When preparing to attend your first music teacher conference you may be going through quite a few emotions, from feeling excited, intrigued and even overwhelmed! Music teacher conferences are essential in helping you grow as a music teacher, they introduce new techniques or reexamine old tried and true techniques, conference presenters introduce new music that will inspire your students and invigorate your teaching and also conferences are a great place to meet other teachers.
As I am gearing up to attend some summer music teacher conferences, I thought it would be great to write a blog post that offers some tips and suggestions that will help you prepare to attend your first music teacher conference.
Research and Prepare Early! So first you must plan and schedule the conferences that you want to attend. You may find out about these conferences through your music teacher memberships at MTNA.org, NATS.org, your local piano teachers’ forum, and even your local music store may even send out a newsletter. One additional way that you can find out about upcoming conferences especially if you like to attend in your state and surrounding states, you can look on the website of many of music publishers. Check out website:
These are just a few of the website that I like to look up music teacher conferences on. Through looking up the conference you will see what the presenter will discuss and you can begin doing your own research so that you can prepare your questions for the presenter. Make sure that you plan to bring something to take adequate notes! I will discuss that more in a later point.
Arrange your teaching schedule to accommodate your attendance. As a business owner you have to make room for growth and inspiration as well as awareness toward what you need to do to take action toward that growth. I used to be so dedicated to my music studio, that I was tied to it. I could never leave because I would think about all of those students who would need make up lessons or their schedule rearranged. I finally realized that’s not helping me to grow. So no matter if you have to reschedule their lessons, get an assistant teacher, or subtract that tuition from your income make a way for you to attend. No excuses.
Bring Money!- Most times the conferences given at these events are free and if you know anything about attending conferences the registration fees/ticket prices alone can be quite expensive. So this often a nice benefit to attend some of the smaller conferences, you get the chance to meet the composers behind a lot of the lesson books that you use to teach your students. As they are taking out their free time to introduce and promote their new collections, it’s very helpful for you to go ahead and make purchases that day. Also a lot of the music stores that host the event additionally give discounts for that day. So bring money, debit card or whatever you use when shopping and be prepared to purchase some books!
Be Prepared to take notes, Taking notes at the conference is essential to the information that you retain from the conference. Some presenters have handouts however if they don’t you will need something to retain the information. What works for me is to have ONE designated notebook that I continuously use at all my conferences so that I can keep all the notes in there. It’s very helpful to look back on those notes and be re-inspired all over again.

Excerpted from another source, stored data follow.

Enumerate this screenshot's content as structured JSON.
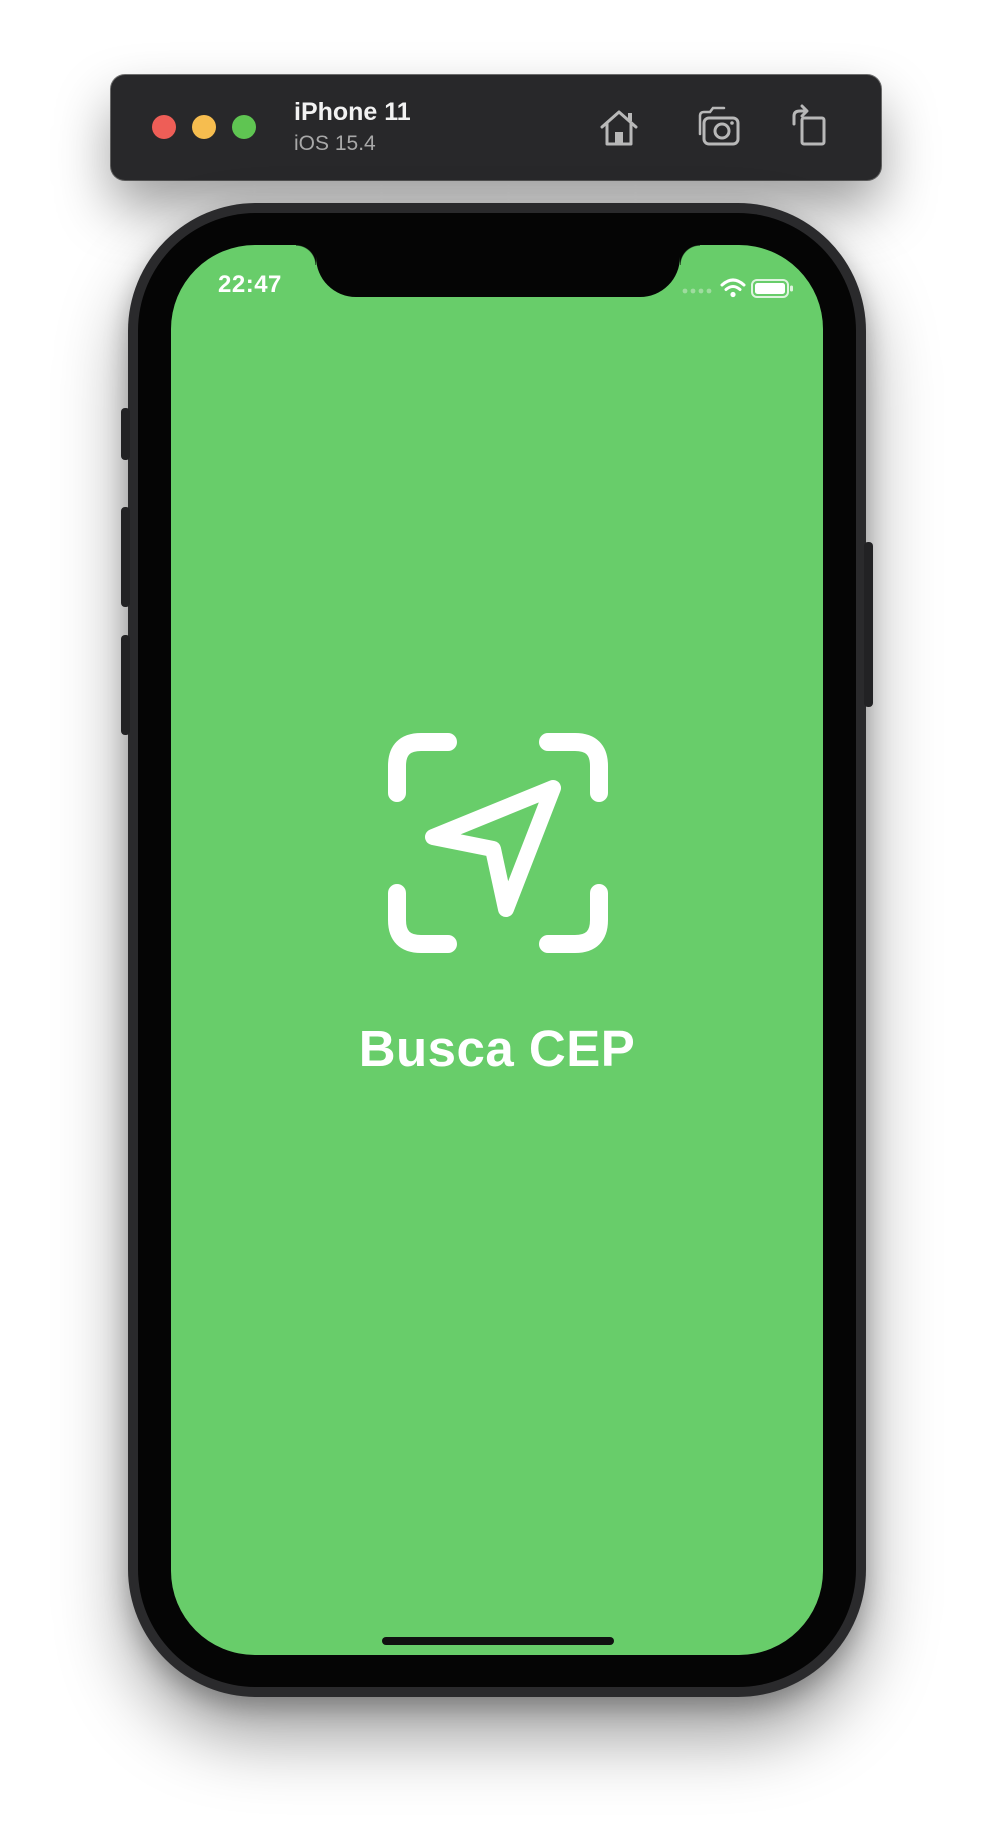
{
  "toolbar": {
    "device_name": "iPhone 11",
    "os_version": "iOS 15.4",
    "traffic_lights": [
      {
        "name": "close",
        "color": "#ee5e57"
      },
      {
        "name": "minimize",
        "color": "#f6bd4f"
      },
      {
        "name": "zoom",
        "color": "#5fc552"
      }
    ],
    "buttons": [
      {
        "name": "home",
        "icon": "home-icon"
      },
      {
        "name": "screenshot",
        "icon": "camera-icon"
      },
      {
        "name": "rotate",
        "icon": "rotate-icon"
      }
    ]
  },
  "status_bar": {
    "time": "22:47",
    "icons": [
      "cellular-signal-icon",
      "wifi-icon",
      "battery-icon"
    ]
  },
  "splash": {
    "background_color": "#68cd6a",
    "icon": "location-arrow-viewfinder-icon",
    "title": "Busca CEP"
  }
}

Be Social, Networking with other teachers and the presenter is a great way to make some new connections for new opportunities. Because most of the conferences are held in your state and a lot of the music teachers in your area attend, the first thought could be a feeling of not wanting to network because of competition but that shouldn’t stop you. I am a person that likes to think in abundance and that there’s enough for everyone who wants what they want. So release that thought and get out there and speak to the other music teachers. Besides it’s nice to have someone to discuss business concepts with or maybe you might make a good friend who will travel with you to attend other conferences. Connecting with the presenter is fun too! When you meet them make sure to have your questions or comments clear and concise, don’t be rude or comment on anything too personal. If you feel the need to mention something you noticed in their lesson book that would be a great benefit refrain, instead see if there’s a way to contact them privately. A conference is not the place for that sort of confrontation. Also respect that the presenter may be tired from speaking for so long during the entire conference, allow them their own personal recovery time and space as well.

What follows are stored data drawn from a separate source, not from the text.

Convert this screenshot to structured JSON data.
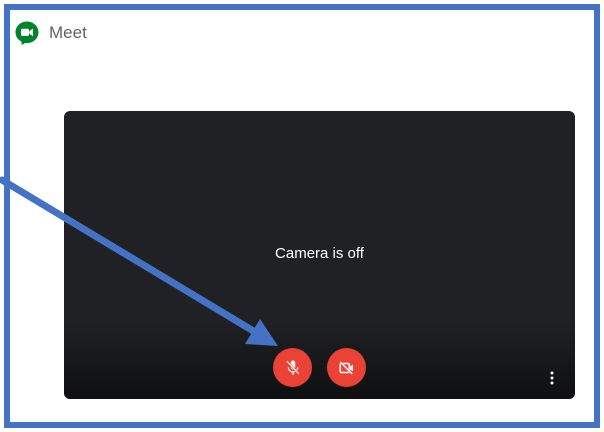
{
  "app": {
    "title": "Meet",
    "logo_icon": "google-meet-logo-icon"
  },
  "preview": {
    "status_text": "Camera is off",
    "controls": {
      "mic": {
        "icon": "mic-off-icon",
        "state": "off",
        "color": "#ea4335"
      },
      "camera": {
        "icon": "videocam-off-icon",
        "state": "off",
        "color": "#ea4335"
      },
      "more": {
        "icon": "more-vert-icon"
      }
    }
  },
  "annotation": {
    "type": "arrow",
    "color": "#4472c4",
    "points_to": "mic-off-button"
  },
  "colors": {
    "frame_border": "#4472c4",
    "preview_background": "#202124",
    "control_red": "#ea4335"
  }
}
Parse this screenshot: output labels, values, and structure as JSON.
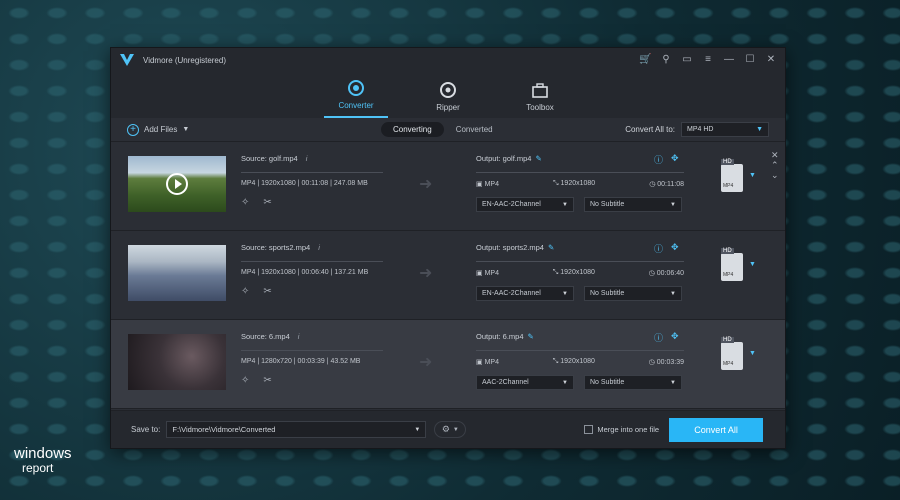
{
  "window": {
    "title": "Vidmore (Unregistered)"
  },
  "nav": {
    "tabs": [
      {
        "label": "Converter"
      },
      {
        "label": "Ripper"
      },
      {
        "label": "Toolbox"
      }
    ]
  },
  "toolbar": {
    "add_files": "Add Files",
    "segment": {
      "converting": "Converting",
      "converted": "Converted"
    },
    "convert_all_to_label": "Convert All to:",
    "convert_all_to_value": "MP4 HD"
  },
  "files": [
    {
      "source": "Source: golf.mp4",
      "meta": "MP4 | 1920x1080 | 00:11:08 | 247.08 MB",
      "output": "Output: golf.mp4",
      "format": "MP4",
      "resolution": "1920x1080",
      "duration": "00:11:08",
      "audio": "EN-AAC-2Channel",
      "subtitle": "No Subtitle"
    },
    {
      "source": "Source: sports2.mp4",
      "meta": "MP4 | 1920x1080 | 00:06:40 | 137.21 MB",
      "output": "Output: sports2.mp4",
      "format": "MP4",
      "resolution": "1920x1080",
      "duration": "00:06:40",
      "audio": "EN-AAC-2Channel",
      "subtitle": "No Subtitle"
    },
    {
      "source": "Source: 6.mp4",
      "meta": "MP4 | 1280x720 | 00:03:39 | 43.52 MB",
      "output": "Output: 6.mp4",
      "format": "MP4",
      "resolution": "1920x1080",
      "duration": "00:03:39",
      "audio": "AAC-2Channel",
      "subtitle": "No Subtitle"
    }
  ],
  "footer": {
    "save_to_label": "Save to:",
    "save_path": "F:\\Vidmore\\Vidmore\\Converted",
    "merge_label": "Merge into one file",
    "convert_all": "Convert All"
  },
  "badge": {
    "hd": "HD",
    "mp4": "MP4"
  },
  "watermark": {
    "line1": "windows",
    "line2": "report"
  },
  "colors": {
    "accent": "#29b6f6",
    "window_bg": "#2b2e35"
  }
}
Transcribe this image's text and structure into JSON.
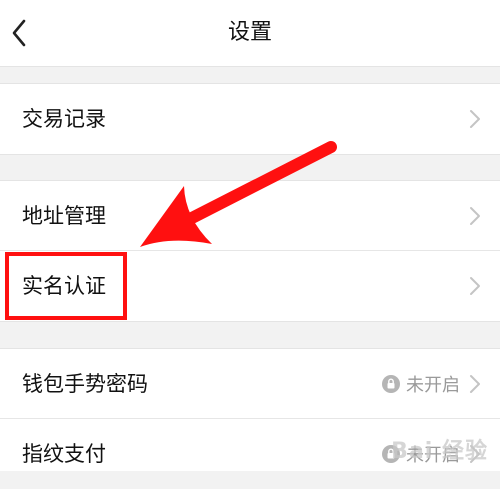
{
  "nav": {
    "title": "设置",
    "back_icon": "chevron-left-icon"
  },
  "menu": {
    "transactions": "交易记录",
    "address": "地址管理",
    "realname": "实名认证",
    "gesture": "钱包手势密码",
    "fingerprint": "指纹支付"
  },
  "status": {
    "gesture": "未开启",
    "fingerprint": "未开启"
  },
  "annotation": {
    "highlight_color": "#ff1010",
    "arrow_color": "#ff1010",
    "target": "实名认证"
  },
  "watermark": "Bai 经验"
}
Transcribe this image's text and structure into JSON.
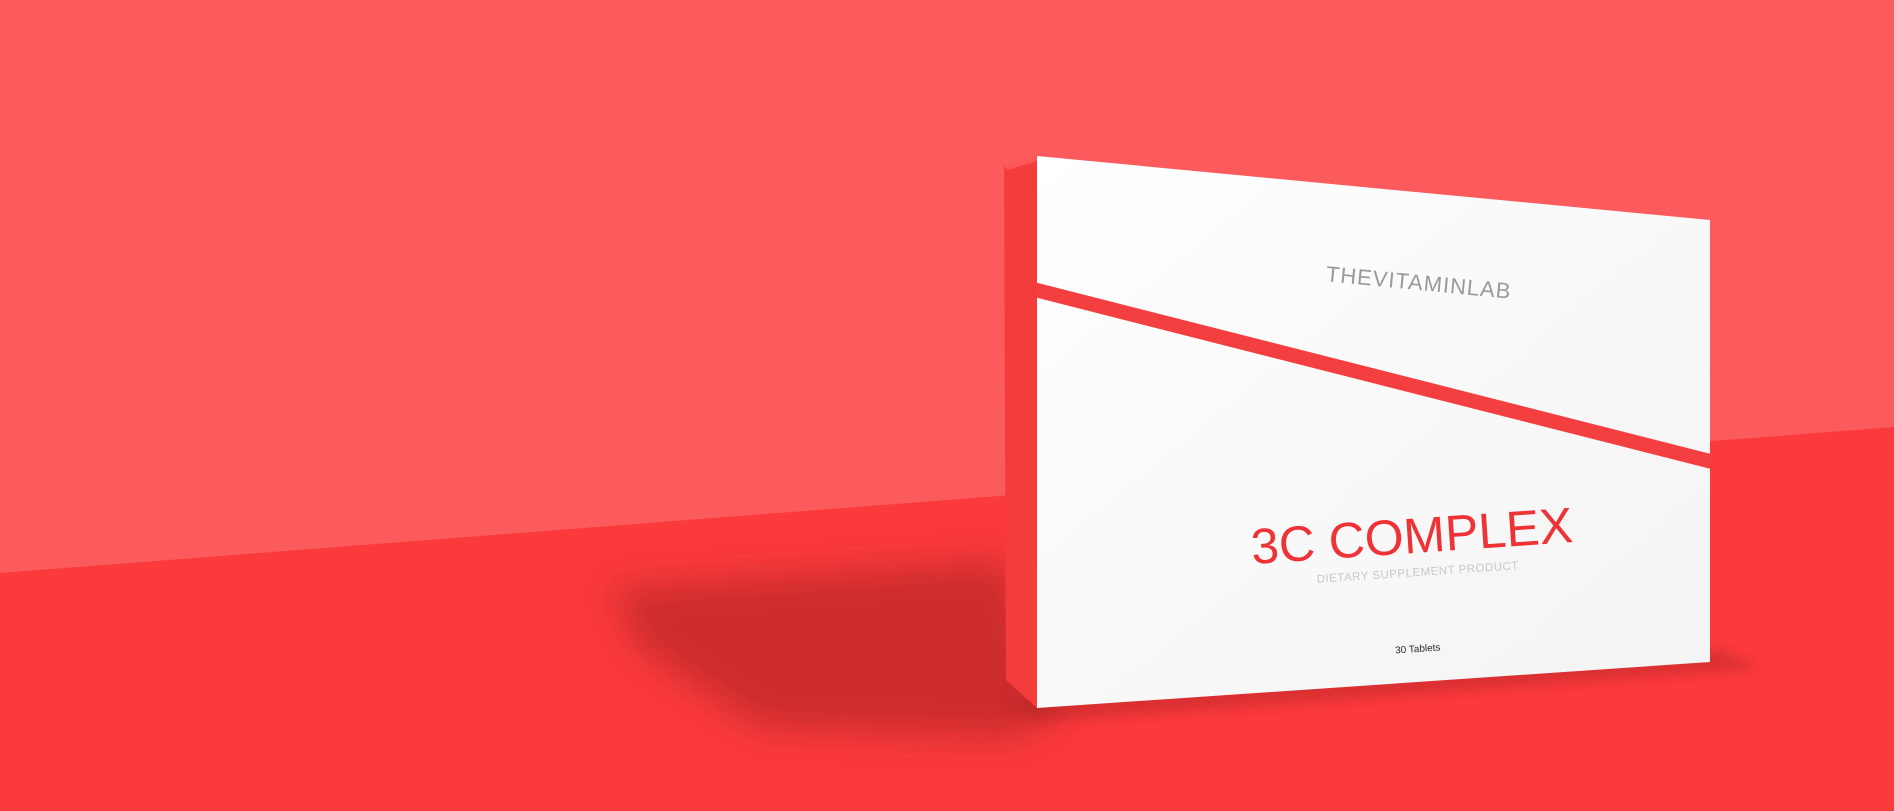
{
  "product": {
    "brand": "THEVITAMINLAB",
    "name": "3C COMPLEX",
    "subtitle": "DIETARY SUPPLEMENT PRODUCT",
    "quantity": "30 Tablets"
  },
  "colors": {
    "wall": "#fb5b5c",
    "floor": "#fb3a3b",
    "shadow": "#c42a2c",
    "box_front": "#fbfbfb",
    "box_side": "#f53c3d",
    "stripe": "#f33f40",
    "brand_text": "#9a9a9a",
    "name_text": "#ee3235",
    "subtitle_text": "#c8c8c8",
    "quantity_text": "#2a2a2a"
  }
}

What to wear, dress casual and business friendly. I have become quite comfortable in business attire so it’s not hard for me to dress that way on most of my teaching days. However, most music teacher conferences are very casual-I have seen some teachers there with jeans on. I would recommend dressing in a style that is comfortable to you and also allows you to feel confident in the image that you would like to project. If you want to be taken serious and you are young, I would strive to dress in a manner that allows others to respect me instead of overlook me-i.e. No jeans and t-shirts for me!

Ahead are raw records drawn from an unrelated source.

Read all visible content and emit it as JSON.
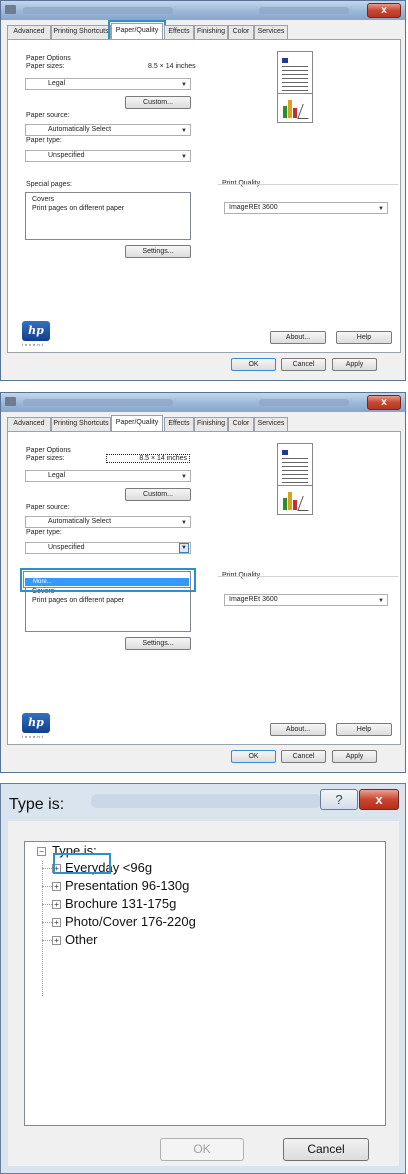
{
  "props": {
    "tabs": [
      "Advanced",
      "Printing Shortcuts",
      "Paper/Quality",
      "Effects",
      "Finishing",
      "Color",
      "Services"
    ],
    "paper_options_label": "Paper Options",
    "paper_sizes_label": "Paper sizes:",
    "paper_size_dims": "8.5 × 14 inches",
    "paper_size_value": "Legal",
    "custom_button": "Custom...",
    "paper_source_label": "Paper source:",
    "paper_source_value": "Automatically Select",
    "paper_type_label": "Paper type:",
    "paper_type_value": "Unspecified",
    "special_pages_label": "Special pages:",
    "special_pages_items": [
      "Covers",
      "Print pages on different paper"
    ],
    "settings_button": "Settings...",
    "print_quality_label": "Print Quality",
    "print_quality_value": "ImageREt 3600",
    "about_button": "About...",
    "help_button": "Help",
    "ok_button": "OK",
    "cancel_button": "Cancel",
    "apply_button": "Apply",
    "hp_logo": "hp",
    "hp_tagline": "invent",
    "dropdown_option_more": "More..."
  },
  "typeis": {
    "title": "Type is:",
    "help_icon_glyph": "?",
    "close_icon_glyph": "x",
    "root_label": "Type is:",
    "items": [
      "Everyday <96g",
      "Presentation 96-130g",
      "Brochure 131-175g",
      "Photo/Cover 176-220g",
      "Other"
    ],
    "ok_button": "OK",
    "cancel_button": "Cancel"
  }
}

Bring your own food if necessary. Conferences are long three to four hours, and a lot of times the refreshments they have are just that, Refreshments. So they often have things similar to what a hotel has, such as bagels, snacks, coffee and water. So it’s best to eat a healthy breakfast, bring fruit or a protein bar and water, these food items will give you the energy you need to stay alert and focused during the entire conference. Be prepared if the conference goes past lunch time, if they provide a lunch break and no lunch or if they end at lunch time, search online for places nearby that you can get a good and healthy lunch and possibly connect with the other music teachers.
Overall be open minded to learning and don’t allow yourself to be held back because of your own insecurities. Being at a music conference is not the same as being in music school, when it was maybe very competitive and people were trying to sum you up based on your best qualities. It’s nothing like that at all. Most people are very welcoming and friendly and we all realize that we are all in this together, striving to make music education better and build our music studios as best as we can!